About this Research Topic
Magnetohydrodynamics based fluid flow has a broad range occurrence in nature, like, solar flares, solar corona, sunspots, solar wind, etc., as well as in various industrial activities (e.g., advanced propulsion, tokamak fusion reactors, metallurgy, etc.). Primarily, the MHD couples Maxwell's electromagnetic equations with the conventional fluid dynamics (Navier -Stokes) equations and generate a modified body force term called `magnetic force', which causes a significant impact on the fluid flow patterns. The magnetic field, along with the convection heat transfer in the different systems, changes the magnetic force to intermingle with buoyancy force. It outlines the convective fluid flow pattern in the system, which may be useful in applications, such as the chemical engineering process, such as crystallization in semiconductors production (maintain crystal growth and minimizing fluid circulation by convection), blankets of liquid metal utilized for fusion reactors.
The characteristics of Magnetohydrodynamics convection are dependent upon the various flow governing factors, the geometry of the system, working fluid (Newtonian, non-Newtonian, nanofluid, etc.), thermal condition, presence of flow controlling bodies, etc. The interdependency of these parameters on the rate of heat transfer under the MHD condition shall be brought into notice.

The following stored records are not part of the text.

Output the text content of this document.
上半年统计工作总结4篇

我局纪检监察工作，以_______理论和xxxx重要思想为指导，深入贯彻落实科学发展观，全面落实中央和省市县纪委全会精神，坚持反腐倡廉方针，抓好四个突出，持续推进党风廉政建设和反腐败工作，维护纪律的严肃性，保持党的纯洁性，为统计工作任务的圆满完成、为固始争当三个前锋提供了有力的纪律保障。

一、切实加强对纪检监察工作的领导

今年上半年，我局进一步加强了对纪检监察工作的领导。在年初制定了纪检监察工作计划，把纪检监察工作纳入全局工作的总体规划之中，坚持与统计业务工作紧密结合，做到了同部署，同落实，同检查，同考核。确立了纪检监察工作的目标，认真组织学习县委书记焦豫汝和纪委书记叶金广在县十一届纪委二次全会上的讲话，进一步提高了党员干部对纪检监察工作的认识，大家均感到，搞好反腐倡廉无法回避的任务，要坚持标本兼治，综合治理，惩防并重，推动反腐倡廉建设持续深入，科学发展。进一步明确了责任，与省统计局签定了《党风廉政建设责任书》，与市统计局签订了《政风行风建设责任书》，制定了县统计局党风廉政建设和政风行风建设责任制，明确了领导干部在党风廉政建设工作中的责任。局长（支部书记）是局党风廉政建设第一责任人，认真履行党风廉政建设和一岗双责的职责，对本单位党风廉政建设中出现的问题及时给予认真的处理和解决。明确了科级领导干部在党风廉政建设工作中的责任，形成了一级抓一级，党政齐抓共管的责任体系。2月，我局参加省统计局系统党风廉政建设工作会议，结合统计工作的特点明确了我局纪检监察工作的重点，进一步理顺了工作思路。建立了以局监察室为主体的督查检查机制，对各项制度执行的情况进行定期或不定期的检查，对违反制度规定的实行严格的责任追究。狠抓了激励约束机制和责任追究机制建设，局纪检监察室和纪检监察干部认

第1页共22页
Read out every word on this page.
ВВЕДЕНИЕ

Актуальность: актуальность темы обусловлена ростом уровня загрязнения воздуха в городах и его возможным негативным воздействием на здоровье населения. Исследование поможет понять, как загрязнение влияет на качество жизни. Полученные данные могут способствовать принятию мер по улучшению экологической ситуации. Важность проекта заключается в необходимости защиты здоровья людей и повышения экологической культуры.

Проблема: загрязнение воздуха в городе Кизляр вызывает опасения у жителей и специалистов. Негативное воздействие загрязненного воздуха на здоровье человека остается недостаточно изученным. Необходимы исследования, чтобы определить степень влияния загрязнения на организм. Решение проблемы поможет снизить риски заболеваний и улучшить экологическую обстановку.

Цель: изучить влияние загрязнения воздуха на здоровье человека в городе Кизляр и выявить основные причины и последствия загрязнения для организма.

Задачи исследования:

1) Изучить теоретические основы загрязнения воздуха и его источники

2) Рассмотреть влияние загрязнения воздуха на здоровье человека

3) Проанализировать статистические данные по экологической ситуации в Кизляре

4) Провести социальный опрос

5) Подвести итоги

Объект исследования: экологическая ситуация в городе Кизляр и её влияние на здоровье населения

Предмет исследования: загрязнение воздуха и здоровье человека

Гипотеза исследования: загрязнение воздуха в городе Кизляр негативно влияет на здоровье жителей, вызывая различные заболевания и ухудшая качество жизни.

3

This Research Topic welcomes research papers within, and not only limited to, the following themes:
· Numerical studies of MHD convection in various systems
· CFD analysis
· Porous media
· Effect of bluff body on thermo-Magnetoconvection
· Modifications in existing numerical techniques for solution of MHD convection
· Heat Transfer enhancements
· MHD convection for Non-Newtonian fluids
· MHD convection for various nanofluids
· Experimental studies
· Heat and Mass Transfer
Keywords: Magnetohydrodynamics (MHD), Computational Fluid Dynamics, Heat Transfer, Non-Newtonian Fluids
Important Note: All contributions to this Research Topic must be within the scope of the section and journal to which they are submitted, as defined in their mission statements. Frontiers reserves the right to guide an out-of-scope manuscript to a more suitable section or journal at any stage of peer review.